In a condolence letter dated March 20, 2012 and addressed to the Holy Synod of the Coptic Orthodox Church, and Middle East Council of Churches, Dr Henriette Lebang, note that the beloved Patriarch served the Coptic Church for four decades with wisdom, courage and compassion.
“His Holiness Pope Shenouda III, brought to his office not only his erudition and intellect, but also the piety and serenity of monastic life and the years he spent in solitude as a hermit. We understand that he inspired the growth of the church both within and outside Egypt and courageously stood for the rights of the country’s Christian minority.

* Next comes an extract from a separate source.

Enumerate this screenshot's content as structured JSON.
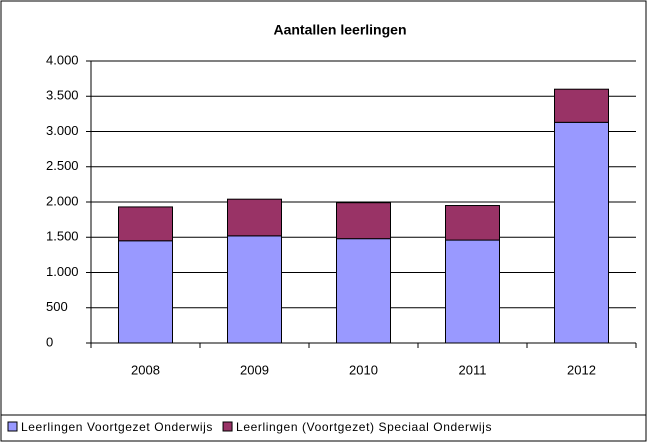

His vision and zeal for fellowship and unity of all Christians led him to visit Rome in 1973 and sign a Declaration of Common Faith with Pope Paul VI. Hailed as the first meeting between Alexandrine and Roman pontiffs since 451 AD, the event goes down in history as a journey of faith and love. He sought the friendship and co-operation of other Orthodox Churches in the Middle East and accompanied the Christians of the Middle East through many challenging and critical moments in the recent past.
She further notes the valuable lessons learnt from Pope Shenouda’s life spent in advocacy and dialogue for peace and reconciliation, especially to promote Christian–Muslim unity and Israeli–Palestinian peace, and bagging the Unesco’s Mandanjeet Singh prize for Tolerance in 2000. He inspired co-operation and accord among the people of Egypt regardless of the religion they profess saying “We Christians and Muslims are like organs in one body, which is Egypt.”
“We appreciate his strong convictions about the role of young people in the church and uphold his statement “A church without youth is a church without a future.” We hold in high esteem his regard for women and his faith in the gift of women’s ministries in the life of the Church that led to his bold decision to resume the ordination of deaconesses after an interval of several centuries and to encourage women to enter theological colleges and Communal councils.”
Paying glowing tributes, the message says the Church was overwhelmed at the loss of such an illustrious, wise and saintly leader, and offered its solidarity and prayers for peace and guidance, keeping in mind the difficult period the Christians and the people of Egypt were going through.
“Let us strive to live his legacy of a way of life that fearlessly reached out to build bridges of love as he believed that “Love generates love and separation generates separation,” the condolence adds.